Sometimes I view people as doors. Everyone is unique and their personalities are like doors as well. Some are private and quiet, almost always shut down. But some are rather open-minded, very carefree and friendly. I´ve learned that through out my expat life where I continue to meet different kinds of people and their cultures, I´d rather become flexible. I don’t tire myself out in a bid to access the closed doors – perhaps, such doors are not meant to be opened for me and for others, and when they open, they do so with difficulty. Doors come in different sizes, shapes and even quality and costs. This means, being able to access a certain door is not a given chance for anyone who attempts to access it.

But it´sa lucky day when a door is open , right?It is less intimidating. At home it feels more comfortable. Though children can be noisy and clutter a lot, opened doors are more inviting. But I guess it´s not always a good idea when a baby is sleeping and need some quiet time.

Traditional doors in Bavaria

There are some supporting moral traits that come in handy when accessing doors that are closed, as well as those which are open for a specific reason or objective.I realized that a door is our soul – its value is priceless, but it can end up being opened with a random smile. There is an old saying that goes ;

Soft words defeat a clear truth!”

A very cozy door in Italy

Do you like opened doors as well? Do you know any other culture which has a unique Door etiquette?

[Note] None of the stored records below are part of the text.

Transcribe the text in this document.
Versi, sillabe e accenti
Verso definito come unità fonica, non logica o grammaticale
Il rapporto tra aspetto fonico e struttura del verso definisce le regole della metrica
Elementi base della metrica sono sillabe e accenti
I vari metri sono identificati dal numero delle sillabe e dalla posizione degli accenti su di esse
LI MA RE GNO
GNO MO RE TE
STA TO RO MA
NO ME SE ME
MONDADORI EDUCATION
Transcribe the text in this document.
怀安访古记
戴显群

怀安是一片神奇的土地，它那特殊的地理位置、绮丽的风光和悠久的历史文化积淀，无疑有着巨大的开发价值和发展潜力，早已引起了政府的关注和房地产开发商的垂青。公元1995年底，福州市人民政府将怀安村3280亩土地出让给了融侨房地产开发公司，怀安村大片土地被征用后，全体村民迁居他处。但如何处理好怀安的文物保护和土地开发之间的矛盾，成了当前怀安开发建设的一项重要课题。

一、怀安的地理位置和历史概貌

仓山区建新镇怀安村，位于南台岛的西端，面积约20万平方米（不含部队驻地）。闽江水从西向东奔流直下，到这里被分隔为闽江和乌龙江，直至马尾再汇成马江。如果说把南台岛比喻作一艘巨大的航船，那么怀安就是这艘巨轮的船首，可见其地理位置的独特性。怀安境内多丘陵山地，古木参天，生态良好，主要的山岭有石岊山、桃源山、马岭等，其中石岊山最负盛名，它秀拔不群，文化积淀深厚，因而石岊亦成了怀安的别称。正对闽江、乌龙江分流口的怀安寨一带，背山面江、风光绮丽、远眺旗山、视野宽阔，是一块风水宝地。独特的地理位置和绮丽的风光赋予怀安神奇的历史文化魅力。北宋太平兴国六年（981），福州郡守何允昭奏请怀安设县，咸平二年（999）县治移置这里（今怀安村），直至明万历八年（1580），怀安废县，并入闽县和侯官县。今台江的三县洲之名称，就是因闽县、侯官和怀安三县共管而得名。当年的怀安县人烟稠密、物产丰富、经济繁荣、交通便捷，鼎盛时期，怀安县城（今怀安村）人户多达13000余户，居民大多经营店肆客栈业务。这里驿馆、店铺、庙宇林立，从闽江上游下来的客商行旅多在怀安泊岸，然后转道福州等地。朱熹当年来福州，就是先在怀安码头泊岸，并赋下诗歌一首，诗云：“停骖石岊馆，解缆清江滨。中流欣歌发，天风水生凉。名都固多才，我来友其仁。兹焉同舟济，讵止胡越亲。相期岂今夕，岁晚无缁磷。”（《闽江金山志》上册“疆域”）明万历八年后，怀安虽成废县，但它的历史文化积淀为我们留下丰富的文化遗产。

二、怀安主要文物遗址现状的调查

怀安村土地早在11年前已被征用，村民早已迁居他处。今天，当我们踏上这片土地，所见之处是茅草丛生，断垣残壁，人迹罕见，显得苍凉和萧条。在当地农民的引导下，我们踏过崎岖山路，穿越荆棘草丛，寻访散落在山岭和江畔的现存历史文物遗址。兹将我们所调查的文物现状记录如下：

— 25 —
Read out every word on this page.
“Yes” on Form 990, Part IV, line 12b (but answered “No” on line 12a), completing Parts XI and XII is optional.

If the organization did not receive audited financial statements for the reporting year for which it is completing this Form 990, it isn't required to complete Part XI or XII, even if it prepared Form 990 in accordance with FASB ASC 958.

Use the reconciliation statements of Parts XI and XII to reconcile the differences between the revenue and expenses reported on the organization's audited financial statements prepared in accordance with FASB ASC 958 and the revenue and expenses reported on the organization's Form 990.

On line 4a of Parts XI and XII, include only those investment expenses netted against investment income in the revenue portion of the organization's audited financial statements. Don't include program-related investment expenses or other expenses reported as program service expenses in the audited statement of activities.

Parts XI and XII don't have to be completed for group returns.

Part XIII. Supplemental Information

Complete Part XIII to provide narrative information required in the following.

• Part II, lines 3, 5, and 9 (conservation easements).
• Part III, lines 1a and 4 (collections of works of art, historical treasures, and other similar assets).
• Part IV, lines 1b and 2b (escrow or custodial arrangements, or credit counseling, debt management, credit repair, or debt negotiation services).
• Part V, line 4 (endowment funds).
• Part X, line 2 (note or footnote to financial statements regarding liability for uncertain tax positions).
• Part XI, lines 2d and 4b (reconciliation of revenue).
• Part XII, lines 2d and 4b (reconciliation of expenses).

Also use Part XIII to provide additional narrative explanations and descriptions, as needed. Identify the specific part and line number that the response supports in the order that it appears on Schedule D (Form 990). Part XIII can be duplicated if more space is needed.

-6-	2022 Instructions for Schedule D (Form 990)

It´s almost weekend so here´s wishing everyone a lovely weekend ahead, but as for me, i´ll be working.

Until then, Tschüss!

4 thoughts on “Thursday Doors :Why I prefer open Doors

  1. Fun post! Nice to see so many different doors from different cultures! I even learned something new about my own country, the Zaanse Death door! Entering the house through the back door was very common in the Netherlands, certainly when I was young. But the front door only being used to let a coffin out is new to me. I don’t know much about doors, but I did notice a difference between Dutch windows and those in Germany. Ours are large and often the curtains are not closed, the German windows are much smaller en mostly covered. (Like also in Belgium). Maybe there is a difference in need for privacy.